Is this artwork a Cady Noland?


Cady Noland, “Cowboys Milking” (1990)

Cady Noland, “Cowboys Milking” (1990)

What is a collector to do when he owns a work of art but it’s been de-authored (yes, I’m inventing this word) by the artist? What does he own?

Speaking about the Cady Noland and Christie’s lawsuits against Marc Jancou, art historian and critic Martha Buskirk explains,

But the money issue is ever-present, since Noland’s declaration abruptly propelled the object from high-value work of art to … some sort of eternal limbo. Jancou still has the object in question (for which he paid $106,500 in 2011), and there is nothing to prevent him from hanging it up and enjoying it in the privacy of his own home. It seems very unlikely, however, that he owns a work of art by Cady Noland that he can display or sell as such.
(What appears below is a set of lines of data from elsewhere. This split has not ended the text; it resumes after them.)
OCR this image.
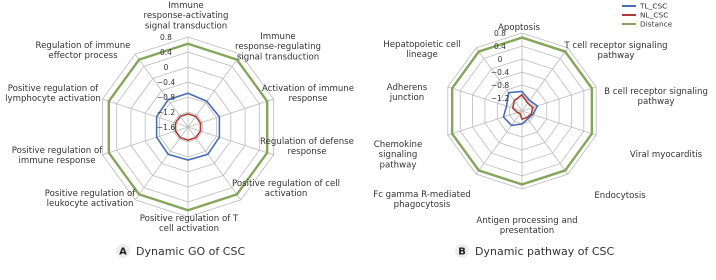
0.8
0.4
0
−0.4
−0.8
−1.2
−1.6
Immune response-activating signal transduction
Immune response-regulating signal transduction
Activation of immune response
Regulation of defense response
Positive regulation of cell activation
Positive regulation of T cell activation
Positive regulation of leukocyte activation
Positive regulation of immune response
Positive regulation of lymphocyte activation
Regulation of immune effector process
A Dynamic GO of CSC
0.8
0.4
0
−0.4
−0.8
−1.2
Apoptosis
T cell receptor signaling pathway
B cell receptor signaling pathway
Viral myocarditis
Endocytosis
Antigen processing and presentation
Fc gamma R-mediated phagocytosis
Chemokine signaling pathway
Adherens junction
Hepatopoietic cell lineage
B Dynamic pathway of CSC
TL_CSC
NL_CSC
Distance
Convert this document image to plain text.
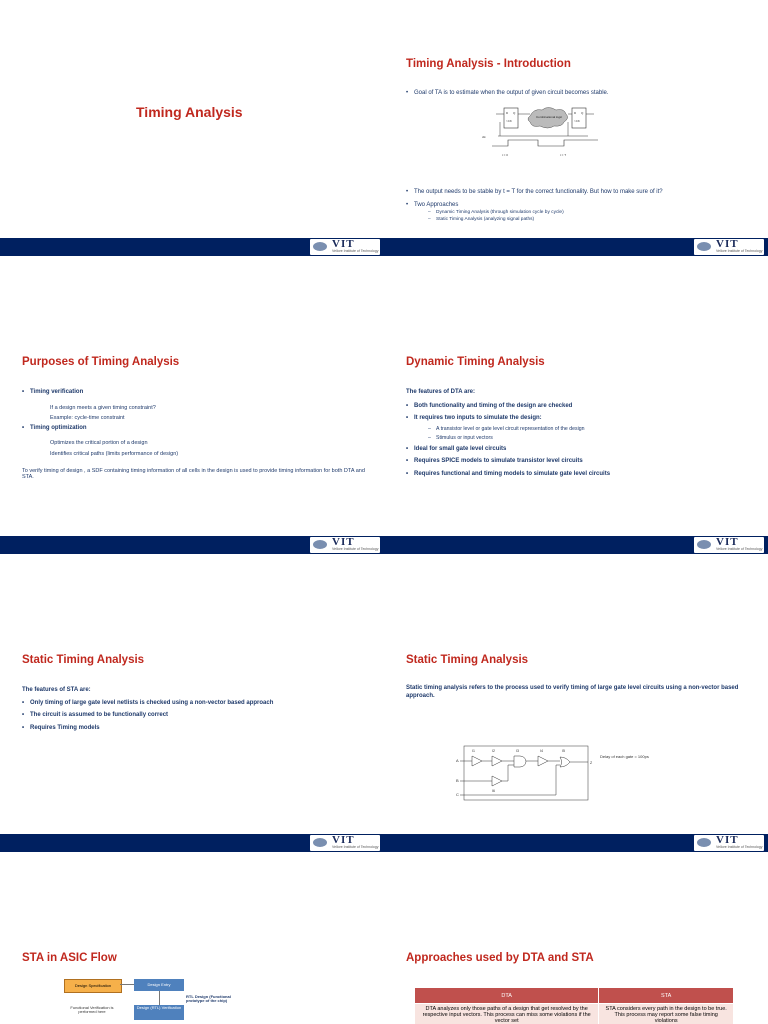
Timing Analysis
VIT
Vellore Institute of Technology
Timing Analysis - Introduction
• Goal of TA is to estimate when the output of given circuit becomes stable.
D Q
>CK
Combinational logic
D Q
>CK
clk
t = 0	t = T
• The output needs to be stable by t = T for the correct functionality. But how to make sure of it?
• Two Approaches
– Dynamic Timing Analysis (through simulation cycle by cycle)
– Static Timing Analysis (analyzing signal paths)
VIT
Vellore Institute of Technology
Purposes of Timing Analysis
• Timing verification
If a design meets a given timing constraint?
Example: cycle-time constraint
• Timing optimization
Optimizes the critical portion of a design
Identifies critical paths (limits performance of design)
To verify timing of design , a SDF containing timing information of all cells in the design is used to provide timing information for both DTA and STA.
VIT
Vellore Institute of Technology
Dynamic Timing Analysis
The features of DTA are:
• Both functionality and timing of the design are checked
• It requires two inputs to simulate the design:
– A transistor level or gate level circuit representation of the design
– Stimulus or input vectors
• Ideal for small gate level circuits
• Requires SPICE models to simulate transistor level circuits
• Requires functional and timing models to simulate gate level circuits
VIT
Vellore Institute of Technology
Static Timing Analysis
The features of STA are:
• Only timing of large gate level netlists is checked using a non-vector based approach
• The circuit is assumed to be functionally correct
• Requires Timing models
VIT
Vellore Institute of Technology
Static Timing Analysis
Static timing analysis refers to the process used to verify timing of large gate level circuits using a non-vector based approach.
A
B
C
I1	I2	I3	I4	I5
Z
I6
Delay of each gate = 100ps
VIT
Vellore Institute of Technology
STA in ASIC Flow
Design Specification	Design Entry
Design (RTL) Verification
Functional Verification is performed here
RTL Design (Functional prototype of the chip)
Approaches used by DTA and STA
DTA	STA
DTA analyzes only those paths of a design that get resolved by the respective input vectors. This process can miss some violations if the vector set	STA considers every path in the design to be true. This process may report some false timing violations
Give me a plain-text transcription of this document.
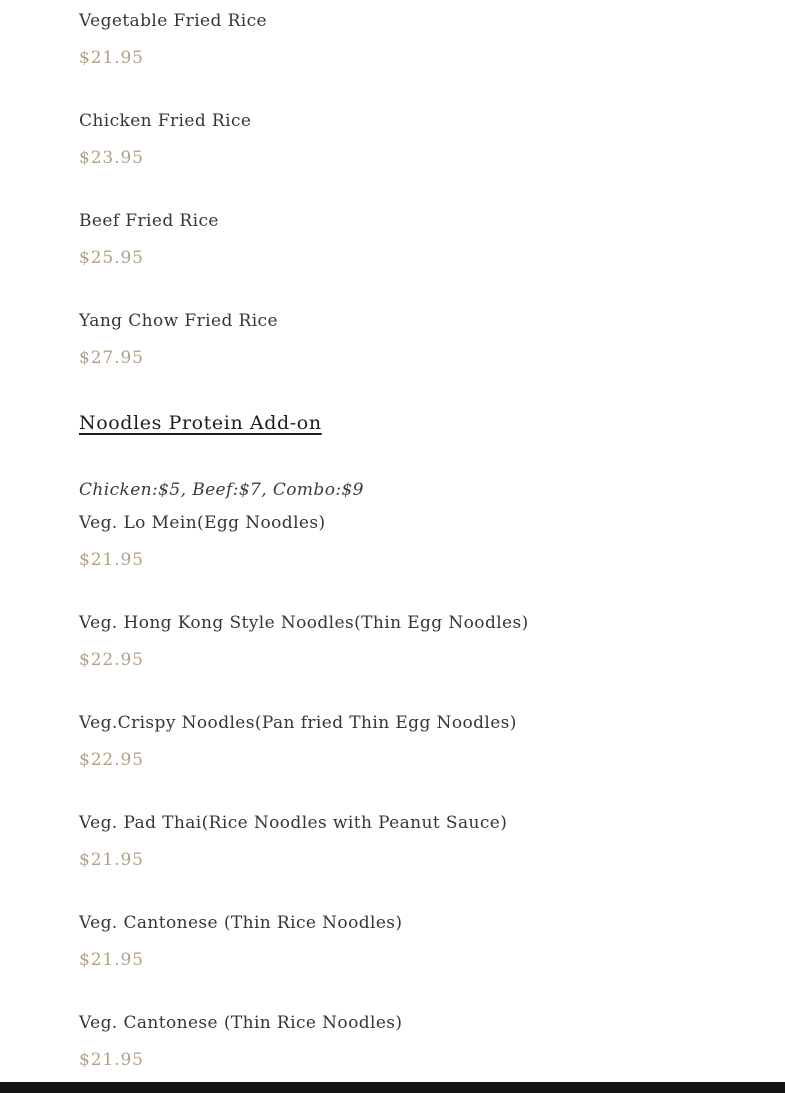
Vegetable Fried Rice

$21.95

Chicken Fried Rice

$23.95

Beef Fried Rice

$25.95

Yang Chow Fried Rice

$27.95

Noodles Protein Add-on

Chicken:$5, Beef:$7, Combo:$9

Veg. Lo Mein(Egg Noodles)

$21.95

Veg. Hong Kong Style Noodles(Thin Egg Noodles)

$22.95

Veg.Crispy Noodles(Pan fried Thin Egg Noodles)

$22.95

Veg. Pad Thai(Rice Noodles with Peanut Sauce)

$21.95

Veg. Cantonese (Thin Rice Noodles)

$21.95

Veg. Cantonese (Thin Rice Noodles)

$21.95
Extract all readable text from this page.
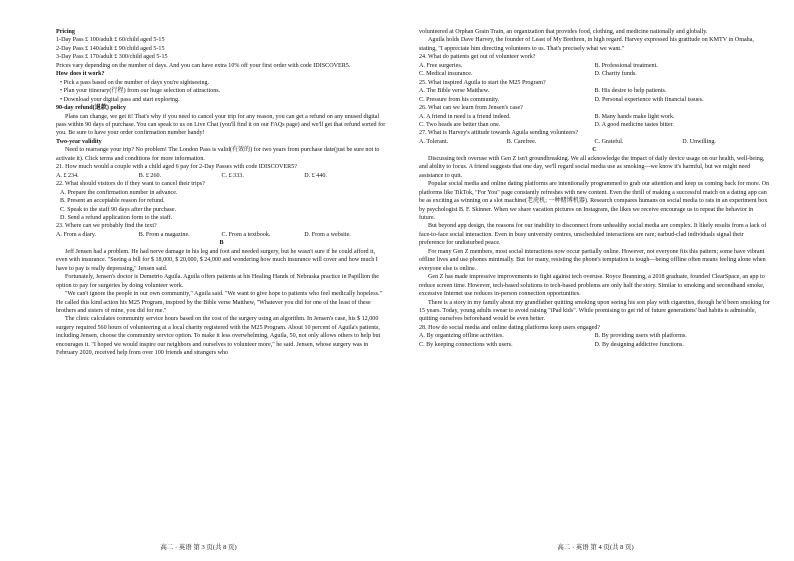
Pricing

1-Day Pass £ 100/adult £ 60/child aged 5-15

2-Day Pass £ 140/adult £ 90/child aged 5-15

3-Day Pass £ 170/adult £ 300/child aged 5-15

Prices vary depending on the number of days. And you can have extra 10% off your first order with code IDISCOVER5.

How does it work?

• Pick a pass based on the number of days you're sightseeing.

• Plan your itinerary(行程) from our huge selection of attractions.

• Download your digital pass and start exploring.

90-day refund(退款) policy

Plans can change, we get it! That's why if you need to cancel your trip for any reason, you can get a refund on any unused digital pass within 90 days of purchase. You can speak to us on Live Chat (you'll find it on our FAQs page) and we'll get that refund sorted for you. Be sure to have your order confirmation number handy!

Two-year validity

Need to rearrange your trip? No problem! The London Pass is valid(有效的) for two years from purchase date(just be sure not to activate it). Click terms and conditions for more information.

21. How much would a couple with a child aged 6 pay for 2-Day Passes with code IDISCOVER5?

A. £ 234.	B. £ 260.	C. £ 333.	D. £ 440.

22. What should visitors do if they want to cancel their trips?

A. Prepare the confirmation number in advance.

B. Present an acceptable reason for refund.

C. Speak to the staff 90 days after the purchase.

D. Send a refund application form to the staff.

23. Where can we probably find the text?

A. From a diary.	B. From a magazine.	C. From a textbook.	D. From a website.

B

Jeff Jensen had a problem. He had nerve damage in his leg and foot and needed surgery, but he wasn't sure if he could afford it, even with insurance. "Seeing a bill for $ 18,000, $ 20,000, $ 24,000 and wondering how much insurance will cover and how much I have to pay is really depressing," Jensen said.

Fortunately, Jensen's doctor is Demetrio Aguila. Aguila offers patients at his Healing Hands of Nebraska practice in Papillion the option to pay for surgeries by doing volunteer work.

"We can't ignore the people in our own community," Aguila said. "We want to give hope to patients who feel medically hopeless." He called this kind action his M25 Program, inspired by the Bible verse Matthew, "Whatever you did for one of the least of these brothers and sisters of mine, you did for me."

The clinic calculates community service hours based on the cost of the surgery using an algorithm. In Jensen's case, his $ 12,000 surgery required 560 hours of volunteering at a local charity registered with the M25 Program. About 10 percent of Aguila's patients, including Jensen, choose the community service option. To make it less overwhelming, Aguila, 50, not only allows others to help but encourages it. "I hoped we would inspire our neighbors and ourselves to volunteer more," he said. Jensen, whose surgery was in February 2020, received help from over 100 friends and strangers who

高二 · 英语 第 3 页(共 8 页)

volunteered at Orphan Grain Train, an organization that provides food, clothing, and medicine nationally and globally.

Aguila holds Dave Harvey, the founder of Least of My Brethren, in high regard. Harvey expressed his gratitude on KMTV in Omaha, stating, "I appreciate him directing volunteers to us. That's precisely what we want."

24. What do patients get out of volunteer work?

A. Free surgeries.	B. Professional treatment.
C. Medical insurance.	D. Charity funds.

25. What inspired Aguila to start the M25 Program?

A. The Bible verse Matthew.	B. His desire to help patients.
C. Pressure from his community.	D. Personal experience with financial issues.

26. What can we learn from Jensen's case?

A. A friend in need is a friend indeed.	B. Many hands make light work.
C. Two heads are better than one.	D. A good medicine tastes bitter.

27. What is Harvey's attitude towards Aguila sending volunteers?

A. Tolerant.	B. Carefree.	C. Grateful.	D. Unwilling.

C

Discussing tech overuse with Gen Z isn't groundbreaking. We all acknowledge the impact of daily device usage on our health, well-being, and ability to focus. A friend suggests that one day, we'll regard social media use as smoking—we know it's harmful, but we might need assistance to quit.

Popular social media and online dating platforms are intentionally programmed to grab our attention and keep us coming back for more. On platforms like TikTok, "For You" page constantly refreshes with new content. Even the thrill of making a successful match on a dating app can be as exciting as winning on a slot machine(老虎机; 一种赌博机器). Research compares humans on social media to rats in an experiment box by psychologist B. F. Skinner. When we share vacation pictures on Instagram, the likes we receive encourage us to repeat the behavior in future.

But beyond app design, the reasons for our inability to disconnect from unhealthy social media are complex. It likely results from a lack of face-to-face social interaction. Even in busy university centres, unscheduled interactions are rare; earbud-clad individuals signal their preference for undisturbed peace.

For many Gen Z members, most social interactions now occur partially online. However, not everyone fits this pattern; some have vibrant offline lives and use phones minimally. But for many, resisting the phone's temptation is tough—being offline often means feeling alone when everyone else is online.

Gen Z has made impressive improvements to fight against tech overuse. Royce Branning, a 2018 graduate, founded ClearSpace, an app to reduce screen time. However, tech-based solutions to tech-based problems are only half the story. Similar to smoking and secondhand smoke, excessive Internet use reduces in-person connection opportunities.

There is a story in my family about my grandfather quitting smoking upon seeing his son play with cigarettes, though he'd been smoking for 15 years. Today, young adults swear to avoid raising "iPad kids". While promising to get rid of future generations' bad habits is admirable, quitting ourselves beforehand would be even better.

28. How do social media and online dating platforms keep users engaged?

A. By organizing offline activities.	B. By providing users with platforms.
C. By keeping connections with users.	D. By designing addictive functions.
高二 · 英语 第 4 页(共 8 页)
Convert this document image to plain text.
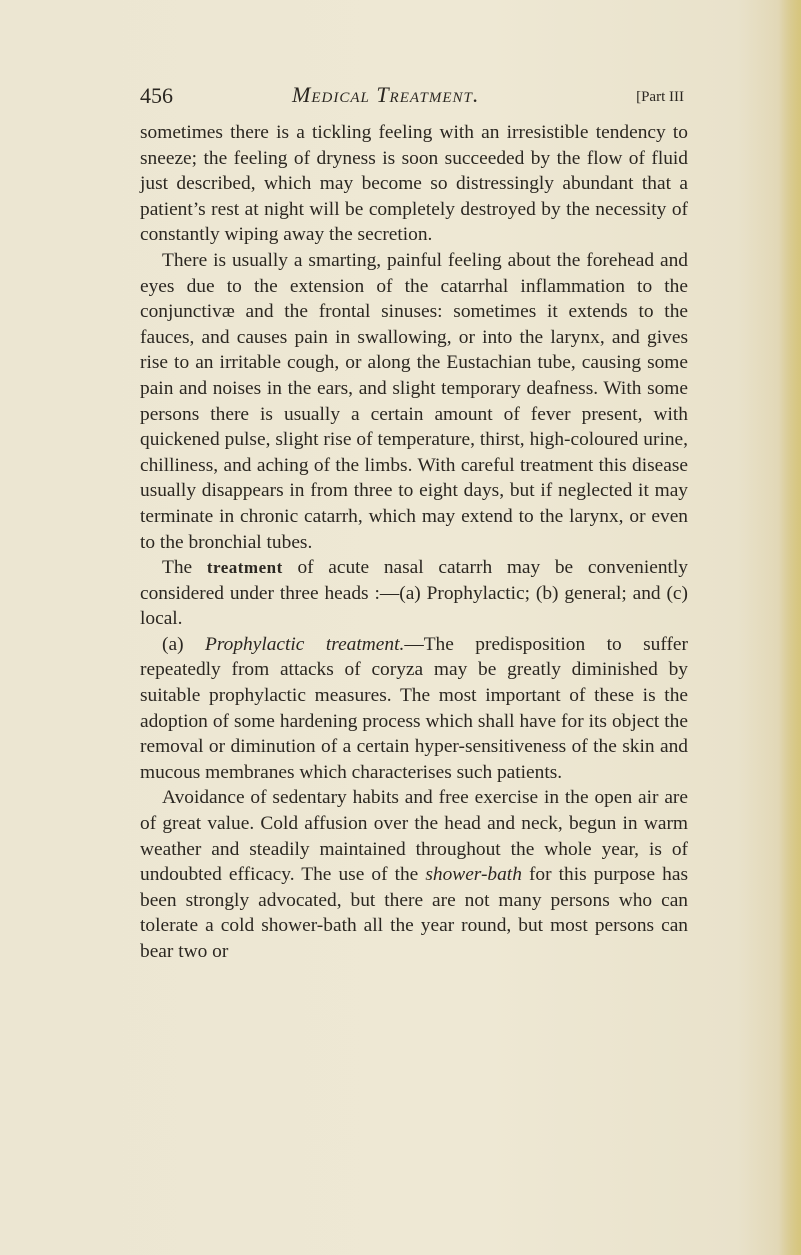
456	Medical Treatment.	[Part III

sometimes there is a tickling feeling with an irresistible tendency to sneeze; the feeling of dryness is soon succeeded by the flow of fluid just described, which may become so distressingly abundant that a patient’s rest at night will be completely destroyed by the necessity of constantly wiping away the secretion.

There is usually a smarting, painful feeling about the forehead and eyes due to the extension of the catarrhal inflammation to the conjunctivæ and the frontal sinuses: sometimes it extends to the fauces, and causes pain in swallowing, or into the larynx, and gives rise to an irritable cough, or along the Eustachian tube, causing some pain and noises in the ears, and slight temporary deafness. With some persons there is usually a certain amount of fever present, with quickened pulse, slight rise of temperature, thirst, high-coloured urine, chilliness, and aching of the limbs. With careful treatment this disease usually disappears in from three to eight days, but if neglected it may terminate in chronic catarrh, which may extend to the larynx, or even to the bronchial tubes.

The treatment of acute nasal catarrh may be conveniently considered under three heads :—(a) Prophylactic; (b) general; and (c) local.

(a) Prophylactic treatment.—The predisposition to suffer repeatedly from attacks of coryza may be greatly diminished by suitable prophylactic measures. The most important of these is the adoption of some hardening process which shall have for its object the removal or diminution of a certain hyper-sensitiveness of the skin and mucous membranes which characterises such patients.

Avoidance of sedentary habits and free exercise in the open air are of great value. Cold affusion over the head and neck, begun in warm weather and steadily maintained throughout the whole year, is of undoubted efficacy. The use of the shower-bath for this purpose has been strongly advocated, but there are not many persons who can tolerate a cold shower-bath all the year round, but most persons can bear two or
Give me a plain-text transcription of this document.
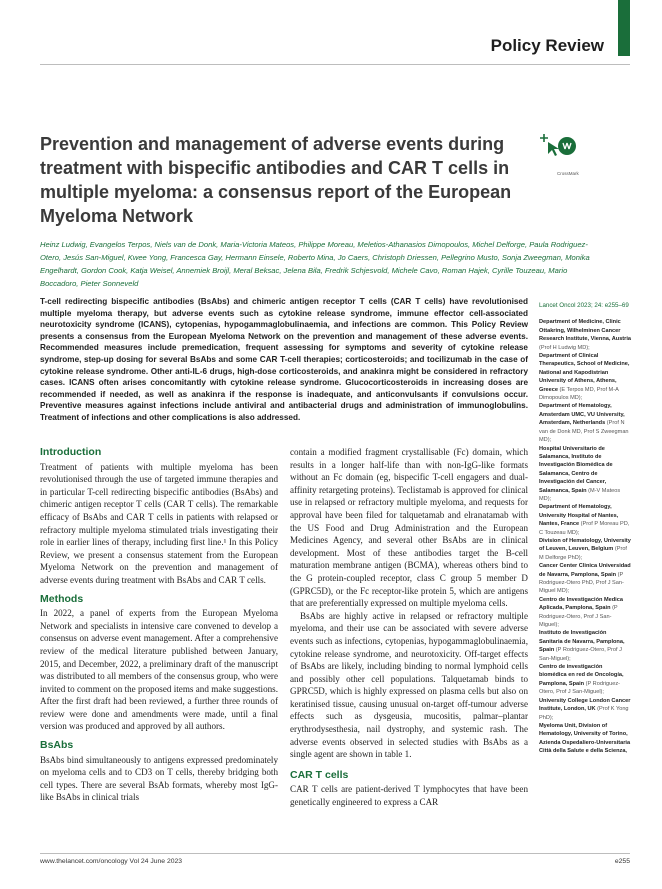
Policy Review
Prevention and management of adverse events during treatment with bispecific antibodies and CAR T cells in multiple myeloma: a consensus report of the European Myeloma Network
CrossMark
Heinz Ludwig, Evangelos Terpos, Niels van de Donk, Maria-Victoria Mateos, Philippe Moreau, Meletios-Athanasios Dimopoulos, Michel Delforge, Paula Rodriguez-Otero, Jesús San-Miguel, Kwee Yong, Francesca Gay, Hermann Einsele, Roberto Mina, Jo Caers, Christoph Driessen, Pellegrino Musto, Sonja Zweegman, Monika Engelhardt, Gordon Cook, Katja Weisel, Annemiek Broijl, Meral Beksac, Jelena Bila, Fredrik Schjesvold, Michele Cavo, Roman Hajek, Cyrille Touzeau, Mario Boccadoro, Pieter Sonneveld
T-cell redirecting bispecific antibodies (BsAbs) and chimeric antigen receptor T cells (CAR T cells) have revolutionised multiple myeloma therapy, but adverse events such as cytokine release syndrome, immune effector cell-associated neurotoxicity syndrome (ICANS), cytopenias, hypogammaglobulinaemia, and infections are common. This Policy Review presents a consensus from the European Myeloma Network on the prevention and management of these adverse events. Recommended measures include premedication, frequent assessing for symptoms and severity of cytokine release syndrome, step-up dosing for several BsAbs and some CAR T-cell therapies; corticosteroids; and tocilizumab in the case of cytokine release syndrome. Other anti-IL-6 drugs, high-dose corticosteroids, and anakinra might be considered in refractory cases. ICANS often arises concomitantly with cytokine release syndrome. Glucocorticosteroids in increasing doses are recommended if needed, as well as anakinra if the response is inadequate, and anticonvulsants if convulsions occur. Preventive measures against infections include antiviral and antibacterial drugs and administration of immunoglobulins. Treatment of infections and other complications is also addressed.
Introduction

Treatment of patients with multiple myeloma has been revolutionised through the use of targeted immune therapies and in particular T-cell redirecting bispecific antibodies (BsAbs) and chimeric antigen receptor T cells (CAR T cells). The remarkable efficacy of BsAbs and CAR T cells in patients with relapsed or refractory multiple myeloma stimulated trials investigating their role in earlier lines of therapy, including first line.¹ In this Policy Review, we present a consensus statement from the European Myeloma Network on the prevention and management of adverse events during treatment with BsAbs and CAR T cells.

Methods

In 2022, a panel of experts from the European Myeloma Network and specialists in intensive care convened to develop a consensus on adverse event management. After a comprehensive review of the medical literature published between January, 2015, and December, 2022, a preliminary draft of the manuscript was distributed to all members of the consensus group, who were invited to comment on the proposed items and make suggestions. After the first draft had been reviewed, a further three rounds of review were done and amendments were made, until a final version was produced and approved by all authors.

BsAbs

BsAbs bind simultaneously to antigens expressed predominately on myeloma cells and to CD3 on T cells, thereby bridging both cell types. There are several BsAb formats, whereby most IgG-like BsAbs in clinical trials

contain a modified fragment crystallisable (Fc) domain, which results in a longer half-life than with non-IgG-like formats without an Fc domain (eg, bispecific T-cell engagers and dual-affinity retargeting proteins). Teclistamab is approved for clinical use in relapsed or refractory multiple myeloma, and requests for approval have been filed for talquetamab and elranatamab with the US Food and Drug Administration and the European Medicines Agency, and several other BsAbs are in clinical development. Most of these antibodies target the B-cell maturation membrane antigen (BCMA), whereas others bind to the G protein-coupled receptor, class C group 5 member D (GPRC5D), or the Fc receptor-like protein 5, which are antigens that are preferentially expressed on multiple myeloma cells.

BsAbs are highly active in relapsed or refractory multiple myeloma, and their use can be associated with severe adverse events such as infections, cytopenias, hypogammaglobulinaemia, cytokine release syndrome, and neurotoxicity. Off-target effects of BsAbs are likely, including binding to normal lymphoid cells and possibly other cell populations. Talquetamab binds to GPRC5D, which is highly expressed on plasma cells but also on keratinised tissue, causing unusual on-target off-tumour adverse effects such as dysgeusia, mucositis, palmar–plantar erythrodysesthesia, nail dystrophy, and systemic rash. The adverse events observed in selected studies with BsAbs as a single agent are shown in table 1.

CAR T cells

CAR T cells are patient-derived T lymphocytes that have been genetically engineered to express a CAR

Lancet Oncol 2023; 24: e255–69
Department of Medicine, Clinic Ottakring, Wilhelminen Cancer Research Institute, Vienna, Austria (Prof H Ludwig MD);
Department of Clinical Therapeutics, School of Medicine, National and Kapodistrian University of Athens, Athens, Greece (E Terpos MD, Prof M-A Dimopoulos MD);
Department of Hematology, Amsterdam UMC, VU University, Amsterdam, Netherlands (Prof N van de Donk MD, Prof S Zweegman MD);
Hospital Universitario de Salamanca, Instituto de Investigación Biomédica de Salamanca, Centro de Investigación del Cancer, Salamanca, Spain (M-V Mateos MD);
Department of Hematology, University Hospital of Nantes, Nantes, France (Prof P Moreau PD, C Touzeau MD);
Division of Hematology, University of Leuven, Leuven, Belgium (Prof M Delforge PhD);
Cancer Center Clinica Universidad de Navarra, Pamplona, Spain (P Rodriguez-Otero PhD, Prof J San-Miguel MD);
Centro de Investigación Medica Aplicada, Pamplona, Spain (P Rodriguez-Otero, Prof J San-Miguel);
Instituto de Investigación Sanitaria de Navarra, Pamplona, Spain (P Rodriguez-Otero, Prof J San-Miguel);
Centro de investigación biomédica en red de Oncología, Pamplona, Spain (P Rodriguez-Otero, Prof J San-Miguel);
University College London Cancer Institute, London, UK (Prof K Yong PhD);
Myeloma Unit, Division of Hematology, University of Torino, Azienda Ospedaliero-Universitaria Città della Salute e della Scienza,
www.thelancet.com/oncology Vol 24 June 2023	e255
In theory there’s nothing wrong with owning a work of art that a collector once initially purchased, presumably, for the aesthetic value and that now carries a financial value of, let’s say, zero. He can still hang it in his living room or vacation home…or homes. He just can’t sell it, again, presumably, as a Cady Noland. But as we know, collectors don’t just buy art for its aesthetic value; they’re investments.

Again, Buskirk,

But it would be dangerous to overlook Jancou’s motivation, since this was, first and foremost, a business transaction: his resistance to Noland’s assessment of the aesthetic condition of her own work was clearly motivated by the very real threat to his potential auction profits. Noland is strikingly uninterested in playing the art-world game, other than her behind-the-scenes efforts to protect the integrity of her work. Perhaps her most telling indictment of the current state of affairs, however, can be found in the fact that she has pretty much ceased communicating about her art except through her lawyers.

So, the answer is, yes, this is a work by Cady Noland; you can’t de-author something you haven’t allegedly authored. However, this work does not have the financial value of a Cady Noland. Chalk it up to the force of law.

The money issue in art has come up quite a bit recently. The question is whether anything of substance will actually come of it. This is a good start.